The papers before me establish that all of the putative class members' claims arise out of their acquisition of Elan securities — trough purchase or otherwise — during the class period. Moreover, each of their claims alleges that the defendants withheld or falsified material information concerning those securities. The claims of the ST/Lefkovitz Group consequently are typical of the claims of the other class members.
To satisfy the adequacy requirement of Rule 23, "(1) there should be no conflict between the interests of the class and the named plaintiff nor should there be collusion among the litigants; and (2) the parties' attorney must be qualified, experienced, and generally able to conduct the proposed litigation." Jackson v. Foley, 156 F.R.D. 538, 543 (E.D.N.Y. 1994) (citing Eisen v. Carlisle Jacquelin, 391 F.2d 555, 562 (2d Cir. 1968)). As set forth above, notwithstanding the different means by which the Dura shareholders came to own their shares, there is no conflict of interest between the ST/Lefkovitz Group and the members of the putative class. Rather, both the class representatives and the members of the class are alleged to have suffered similar financial harm as a consequence of Elan's artificially-inflated price. Both the class representatives and the members of the class also share a common interest in maximizing their recovery for Elan's alleged misconduct. Finally, to further that goal, the class representatives have selected accomplished securities class action counsel to pursue their claims. This showing satisfies the limited adequacy inquiry that is appropriate at this early stage.
B. Lead Counsel
The ST/Lefkovitz Group proposes to engage the Milberg Weiss and Pomerantz, Haudek firms as co-Lead Counsel. Both firms are accomplished in the field of securities litigation and eminently qualified for this assignment. Consequently, the selection of these firms as counsel for the Lead Plaintiff is approved.
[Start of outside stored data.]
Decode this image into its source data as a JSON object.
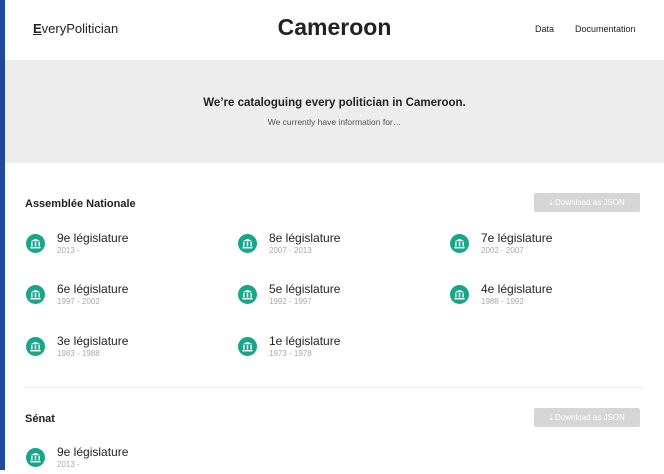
{
  "header": {
    "logo_first": "E",
    "logo_rest": "veryPolitician",
    "title": "Cameroon",
    "nav": [
      "Data",
      "Documentation"
    ]
  },
  "hero": {
    "title": "We’re cataloguing every politician in Cameroon.",
    "subtitle": "We currently have information for…"
  },
  "sections": [
    {
      "name": "Assemblée Nationale",
      "download_label": "Download as JSON",
      "items": [
        {
          "name": "9e législature",
          "years": "2013 -"
        },
        {
          "name": "8e législature",
          "years": "2007 - 2013"
        },
        {
          "name": "7e législature",
          "years": "2002 - 2007"
        },
        {
          "name": "6e législature",
          "years": "1997 - 2002"
        },
        {
          "name": "5e législature",
          "years": "1992 - 1997"
        },
        {
          "name": "4e législature",
          "years": "1988 - 1992"
        },
        {
          "name": "3e législature",
          "years": "1983 - 1988"
        },
        {
          "name": "1e législature",
          "years": "1973 - 1978"
        }
      ]
    },
    {
      "name": "Sénat",
      "download_label": "Download as JSON",
      "items": [
        {
          "name": "9e législature",
          "years": "2013 -"
        }
      ]
    }
  ],
  "colors": {
    "accent": "#1aa58a",
    "button_bg": "#d6d6d6",
    "hero_bg": "#ededed"
  }
}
Having considered the applications for appointment as Lead Plaintiff and Lead Counsel, the Court:
A. Grants the motion of the ST/Lefkovitz Group for appointment as Lead Plaintiff, denies the motion of the Pope Plaintiffs Group for appointment as co-Lead Plaintiff, and denies the remaining motions for appointment as Lead Plaintiff as moot.
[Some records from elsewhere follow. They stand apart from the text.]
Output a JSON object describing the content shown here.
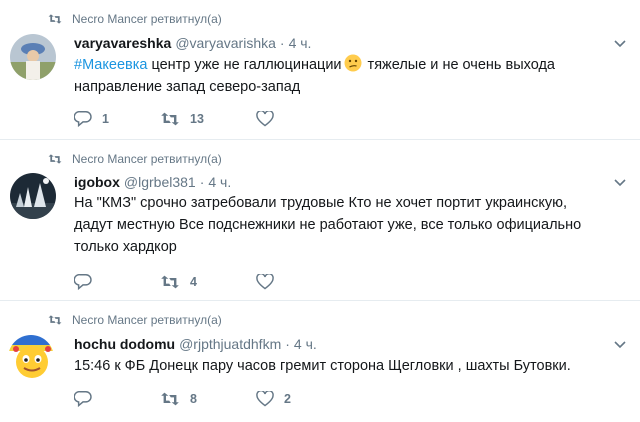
{
  "tweets": [
    {
      "retweeted_by": "Necro Mancer ретвитнул(а)",
      "name": "varyavareshka",
      "handle": "@varyavarishka",
      "sep": "·",
      "time": "4 ч.",
      "text_hashtag": "#Макеевка",
      "text_line1_rest": " центр  уже не галлюцинации",
      "text_line1_after_emoji": " тяжелые и не очень выхода",
      "text_line2": "направление запад северо-запад",
      "emoji": "confused-face",
      "reply_count": "1",
      "retweet_count": "13",
      "like_count": ""
    },
    {
      "retweeted_by": "Necro Mancer ретвитнул(а)",
      "name": "igobox",
      "handle": "@lgrbel381",
      "sep": "·",
      "time": "4 ч.",
      "text_line1": "На \"КМЗ\" срочно затребовали трудовые Кто не хочет портит украинскую,",
      "text_line2": "дадут местную Все подснежники не работают уже, все только официально",
      "text_line3": "только хардкор",
      "reply_count": "",
      "retweet_count": "4",
      "like_count": ""
    },
    {
      "retweeted_by": "Necro Mancer ретвитнул(а)",
      "name": "hochu dodomu",
      "handle": "@rjpthjuatdhfkm",
      "sep": "·",
      "time": "4 ч.",
      "text_line1": "15:46 к ФБ Донецк  пару часов гремит сторона Щегловки , шахты Бутовки.",
      "reply_count": "",
      "retweet_count": "8",
      "like_count": "2"
    }
  ],
  "colors": {
    "text": "#14171a",
    "muted": "#657786",
    "link": "#1b95e0",
    "divider": "#e6ecf0"
  }
}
B. Directs that the law firms of Milberg, Weiss, Bershad, Hynes Learach, LLP, and Pomerantz, Haudek, Block, Grossman Gross, LLP, shall jointly serve as Lead Counsel.
A pretrial conference to discuss scheduling and any other issues that the parties may wish to raise will be held on December 11, 2002, at 9:30 a.m., in Courtroom 11C at 500 Pearl Street. Prior to the conference, Lead Counsel should submit a proposed order regarding the composition and role of the Plaintiffs' Executive Committee.